Solon Raptakis & Ioannis Fulias,
“Aspects of Carl Nielsen’s evolution as a composer through his four string
quartets”,
in:
Kostas
Chardas, Petros Vouvaris, Kostas Kardamis, Giorgos Sakallieros & Ioannis Fulias
(ed.), 8th Musicological Conference: “Influences and
cross-influences” (Conference proceedings, under the auspices of the
Hellenic Musicological Society, Athens, 25-27
November 2016), Hellenic Musicological Society, Thessaloniki 2019,
p. 440-458.
Contrary to his symphonies, the four string quartets of the Danish composer Carl
Nielsen (1865-1931) have not been systematically analysed so far. However, a
comparative study of these relatively early chamber music works reveals the
remarkable continuity of the composer’s thought as well as the way that, within
two decades (from 1887 to 1906), he assimilates and constantly develops the
established (in his era) musical forms.

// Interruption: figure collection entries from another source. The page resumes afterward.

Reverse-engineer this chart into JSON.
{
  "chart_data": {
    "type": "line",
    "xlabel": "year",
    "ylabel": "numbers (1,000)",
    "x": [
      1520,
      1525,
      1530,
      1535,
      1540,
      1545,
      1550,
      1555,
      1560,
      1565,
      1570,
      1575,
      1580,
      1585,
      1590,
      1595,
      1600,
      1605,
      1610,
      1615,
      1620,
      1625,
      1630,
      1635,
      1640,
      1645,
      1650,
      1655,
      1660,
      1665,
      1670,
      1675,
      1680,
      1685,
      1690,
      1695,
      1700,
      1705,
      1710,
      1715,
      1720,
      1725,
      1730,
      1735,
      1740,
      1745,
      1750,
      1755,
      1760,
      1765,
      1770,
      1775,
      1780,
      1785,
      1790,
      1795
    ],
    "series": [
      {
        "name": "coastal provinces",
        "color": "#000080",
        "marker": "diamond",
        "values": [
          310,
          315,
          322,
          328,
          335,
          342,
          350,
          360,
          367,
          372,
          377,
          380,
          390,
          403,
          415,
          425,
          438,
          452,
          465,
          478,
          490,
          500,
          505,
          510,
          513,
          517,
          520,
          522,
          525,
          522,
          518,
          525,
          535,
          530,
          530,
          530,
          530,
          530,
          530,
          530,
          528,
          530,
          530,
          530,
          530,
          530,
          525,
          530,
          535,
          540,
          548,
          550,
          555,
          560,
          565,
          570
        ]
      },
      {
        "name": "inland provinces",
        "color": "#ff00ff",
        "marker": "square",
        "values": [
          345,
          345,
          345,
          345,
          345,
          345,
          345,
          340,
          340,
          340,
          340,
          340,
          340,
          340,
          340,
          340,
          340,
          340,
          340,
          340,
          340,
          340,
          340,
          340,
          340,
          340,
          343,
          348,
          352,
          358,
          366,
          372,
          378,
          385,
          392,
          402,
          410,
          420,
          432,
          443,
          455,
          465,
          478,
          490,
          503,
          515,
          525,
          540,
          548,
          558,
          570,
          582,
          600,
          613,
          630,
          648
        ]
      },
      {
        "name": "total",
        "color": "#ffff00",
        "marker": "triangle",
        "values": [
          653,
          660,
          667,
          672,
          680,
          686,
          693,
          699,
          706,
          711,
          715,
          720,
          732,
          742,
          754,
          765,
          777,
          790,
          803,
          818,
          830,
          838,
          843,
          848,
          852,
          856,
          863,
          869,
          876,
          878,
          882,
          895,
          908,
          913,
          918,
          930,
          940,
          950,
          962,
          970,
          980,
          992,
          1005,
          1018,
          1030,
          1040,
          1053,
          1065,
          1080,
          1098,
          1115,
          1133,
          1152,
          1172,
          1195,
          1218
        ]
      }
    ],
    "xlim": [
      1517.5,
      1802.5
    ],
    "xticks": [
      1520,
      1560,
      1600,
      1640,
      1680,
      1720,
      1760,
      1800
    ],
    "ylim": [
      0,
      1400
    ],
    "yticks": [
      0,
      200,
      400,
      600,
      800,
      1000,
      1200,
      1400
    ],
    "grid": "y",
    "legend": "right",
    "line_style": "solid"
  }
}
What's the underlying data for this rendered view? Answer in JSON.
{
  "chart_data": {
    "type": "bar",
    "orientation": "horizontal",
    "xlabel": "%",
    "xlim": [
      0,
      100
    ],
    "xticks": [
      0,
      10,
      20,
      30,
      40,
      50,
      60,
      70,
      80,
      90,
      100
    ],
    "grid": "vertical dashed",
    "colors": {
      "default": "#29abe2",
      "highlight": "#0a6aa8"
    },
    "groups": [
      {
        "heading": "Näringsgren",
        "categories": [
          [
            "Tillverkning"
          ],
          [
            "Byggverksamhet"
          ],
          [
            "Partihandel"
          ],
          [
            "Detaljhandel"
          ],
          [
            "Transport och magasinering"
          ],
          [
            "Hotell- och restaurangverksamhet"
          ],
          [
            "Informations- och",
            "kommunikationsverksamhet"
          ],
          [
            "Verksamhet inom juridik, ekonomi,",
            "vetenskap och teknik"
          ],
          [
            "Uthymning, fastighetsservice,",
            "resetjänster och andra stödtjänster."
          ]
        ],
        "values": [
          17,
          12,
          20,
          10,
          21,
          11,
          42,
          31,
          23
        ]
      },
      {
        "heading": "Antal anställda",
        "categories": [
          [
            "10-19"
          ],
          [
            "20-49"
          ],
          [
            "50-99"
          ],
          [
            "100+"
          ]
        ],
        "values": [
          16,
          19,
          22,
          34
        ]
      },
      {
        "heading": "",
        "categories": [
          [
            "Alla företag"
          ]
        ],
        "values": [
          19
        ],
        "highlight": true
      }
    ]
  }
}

Given that in all these four quartets
the same four-movement structure is always preserved, our analytical remarks
focus here, in turn, a) on the opening fast movements, which are initially based
on the ternary sonata form but paradoxically evolve towards the mixed form of
sonata-rondo, b) on the slow second movements, all of which are based on the
(not at all unvarying) requirements for the ternary form, c) on the third
movements, where the traditional “da capo” scherzo form gradually gives its
place to a more cohesive ternary formal structure, and finally d) on the final
fast movements, in which the composer gives the advantage to the ternary sonata
form, yet following a remarkable course from instances which are relatively
deformational and cyclically referential to previous movements,
to a type of structurally normative and absolutely autonomous final movement.